Price hike in CNG to mitigate impact of rise in input costs
The subsidized APM (Administered Pricing Mechanism) gas supplied to IGL was becoming increasingly inadequate for NCR’s growing demand of CNG. This compelled IGL to buy the costlier imported LNG to meet the shortfall, which raised the company’s input costs. Further, the incremental gas to be sourced from RIL’s KG-D6 basin (after RIL’s production ramps-up to start supplying to the city gas distribution sector, and replaces LNG) is priced much higher than APM gas which itself could face price revisions upwards. Hence, the increase in CNG pricing serves to mitigate the effect of current increase in raw material costs, and also partially alleviates concerns on increase in blended gas costs in future.
Outlook and valuations: Earning estimates retained; maintain ‘BUY’
We had assumed a CNG retail price of INR 20.5/kg and INR 21/kg for FY10 and FY11 respectively. Since the difference between FY10E average actual CNG prices (INR 20.56/kg) and our existing assumptions (INR 20.5/kg) is marginal, we are maintaining our earnings estimates and outlook.
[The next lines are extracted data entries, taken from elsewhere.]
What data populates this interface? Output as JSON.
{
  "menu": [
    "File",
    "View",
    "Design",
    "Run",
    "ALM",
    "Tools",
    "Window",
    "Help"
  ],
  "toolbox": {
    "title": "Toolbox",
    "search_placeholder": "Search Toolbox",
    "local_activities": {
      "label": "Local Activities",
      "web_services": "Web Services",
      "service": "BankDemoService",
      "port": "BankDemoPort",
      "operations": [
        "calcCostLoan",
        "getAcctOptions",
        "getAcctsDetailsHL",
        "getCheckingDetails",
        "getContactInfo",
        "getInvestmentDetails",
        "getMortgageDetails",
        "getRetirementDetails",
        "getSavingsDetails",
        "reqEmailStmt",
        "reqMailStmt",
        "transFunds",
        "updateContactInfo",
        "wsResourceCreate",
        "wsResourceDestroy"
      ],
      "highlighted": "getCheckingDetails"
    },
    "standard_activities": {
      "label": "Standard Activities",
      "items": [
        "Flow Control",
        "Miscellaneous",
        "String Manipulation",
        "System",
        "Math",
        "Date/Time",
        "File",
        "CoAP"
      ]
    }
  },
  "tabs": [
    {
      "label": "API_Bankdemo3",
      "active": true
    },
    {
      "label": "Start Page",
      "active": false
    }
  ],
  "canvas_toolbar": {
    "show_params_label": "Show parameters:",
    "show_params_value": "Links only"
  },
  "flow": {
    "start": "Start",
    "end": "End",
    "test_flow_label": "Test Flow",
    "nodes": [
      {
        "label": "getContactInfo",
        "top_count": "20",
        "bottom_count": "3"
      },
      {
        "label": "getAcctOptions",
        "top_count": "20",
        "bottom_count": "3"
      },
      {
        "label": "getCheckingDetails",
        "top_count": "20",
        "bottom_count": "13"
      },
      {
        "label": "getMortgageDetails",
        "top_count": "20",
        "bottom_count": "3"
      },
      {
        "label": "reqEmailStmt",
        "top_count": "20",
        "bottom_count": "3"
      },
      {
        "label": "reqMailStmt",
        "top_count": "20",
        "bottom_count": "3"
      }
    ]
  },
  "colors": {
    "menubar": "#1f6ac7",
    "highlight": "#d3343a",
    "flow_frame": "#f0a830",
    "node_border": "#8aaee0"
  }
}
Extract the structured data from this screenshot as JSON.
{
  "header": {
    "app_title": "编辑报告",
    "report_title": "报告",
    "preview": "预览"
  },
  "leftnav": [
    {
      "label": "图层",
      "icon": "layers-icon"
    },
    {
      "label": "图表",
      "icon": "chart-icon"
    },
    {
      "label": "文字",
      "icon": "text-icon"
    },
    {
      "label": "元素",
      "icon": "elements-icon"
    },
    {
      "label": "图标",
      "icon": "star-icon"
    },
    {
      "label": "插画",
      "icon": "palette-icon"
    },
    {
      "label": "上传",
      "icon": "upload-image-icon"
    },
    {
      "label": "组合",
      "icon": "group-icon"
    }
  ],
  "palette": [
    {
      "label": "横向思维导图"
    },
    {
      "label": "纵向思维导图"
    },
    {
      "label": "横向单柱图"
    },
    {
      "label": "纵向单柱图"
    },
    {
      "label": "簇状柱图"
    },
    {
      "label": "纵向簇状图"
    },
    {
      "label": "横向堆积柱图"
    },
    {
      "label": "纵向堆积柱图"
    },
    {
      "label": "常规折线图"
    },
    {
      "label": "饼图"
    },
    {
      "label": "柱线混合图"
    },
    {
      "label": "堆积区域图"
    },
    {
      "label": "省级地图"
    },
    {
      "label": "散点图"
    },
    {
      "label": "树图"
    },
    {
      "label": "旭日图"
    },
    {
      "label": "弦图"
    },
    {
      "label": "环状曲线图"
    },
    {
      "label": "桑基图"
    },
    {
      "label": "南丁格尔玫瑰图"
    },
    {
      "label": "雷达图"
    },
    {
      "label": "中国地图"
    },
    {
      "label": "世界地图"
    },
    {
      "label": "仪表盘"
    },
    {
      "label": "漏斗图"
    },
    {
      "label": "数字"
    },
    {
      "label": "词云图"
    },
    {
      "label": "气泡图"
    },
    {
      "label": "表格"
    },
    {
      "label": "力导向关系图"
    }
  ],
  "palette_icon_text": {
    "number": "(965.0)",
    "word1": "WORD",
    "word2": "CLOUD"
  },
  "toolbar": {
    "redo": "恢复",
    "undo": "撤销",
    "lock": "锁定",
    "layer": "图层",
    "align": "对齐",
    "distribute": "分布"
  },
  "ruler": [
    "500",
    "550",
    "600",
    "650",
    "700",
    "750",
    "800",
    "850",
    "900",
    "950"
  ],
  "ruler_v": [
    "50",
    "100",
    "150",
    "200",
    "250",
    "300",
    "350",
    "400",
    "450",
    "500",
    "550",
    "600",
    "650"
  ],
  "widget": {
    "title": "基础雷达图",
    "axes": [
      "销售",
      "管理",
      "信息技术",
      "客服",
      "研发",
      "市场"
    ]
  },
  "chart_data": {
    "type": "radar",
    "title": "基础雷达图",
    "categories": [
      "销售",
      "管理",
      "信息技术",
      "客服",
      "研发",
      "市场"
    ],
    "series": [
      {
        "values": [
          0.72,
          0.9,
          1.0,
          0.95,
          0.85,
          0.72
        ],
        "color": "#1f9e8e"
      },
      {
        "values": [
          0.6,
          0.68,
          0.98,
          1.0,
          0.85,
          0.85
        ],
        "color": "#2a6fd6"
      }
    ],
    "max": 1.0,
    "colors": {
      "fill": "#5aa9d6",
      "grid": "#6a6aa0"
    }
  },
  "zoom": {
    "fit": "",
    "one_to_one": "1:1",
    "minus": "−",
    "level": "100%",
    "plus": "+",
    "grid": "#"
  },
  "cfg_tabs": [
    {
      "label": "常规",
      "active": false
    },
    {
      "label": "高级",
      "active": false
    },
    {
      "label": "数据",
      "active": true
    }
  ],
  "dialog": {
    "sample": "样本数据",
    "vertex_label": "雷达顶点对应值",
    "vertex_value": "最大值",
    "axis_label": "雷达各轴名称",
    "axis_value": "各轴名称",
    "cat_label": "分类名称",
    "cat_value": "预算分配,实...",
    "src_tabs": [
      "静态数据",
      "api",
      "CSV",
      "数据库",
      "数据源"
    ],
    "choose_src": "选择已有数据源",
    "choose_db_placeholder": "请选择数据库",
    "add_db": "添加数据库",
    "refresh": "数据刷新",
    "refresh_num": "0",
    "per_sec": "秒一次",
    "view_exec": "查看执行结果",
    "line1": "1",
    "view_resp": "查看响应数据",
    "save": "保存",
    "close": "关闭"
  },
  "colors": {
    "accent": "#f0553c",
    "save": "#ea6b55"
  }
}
We had assumed a sales volume growth of 15.4% for FY10 in line with the high demand expected on account of the commonwealth games (please refer our recent report titled “Regulations and new supplies to energise growth” dated May 06, 2009 for more details), which provides significant upsides to the stock in the short-to-medium term.
At CMP of INR 145, IGL is trading at 9.3x and 8.7x our FY10E and FY11E EPS, respectively, a 2.5x FY10E P/BV and a 4.1x FY10E EV/EBITDA. We maintain our ‘BUY’ recommendation on the stock.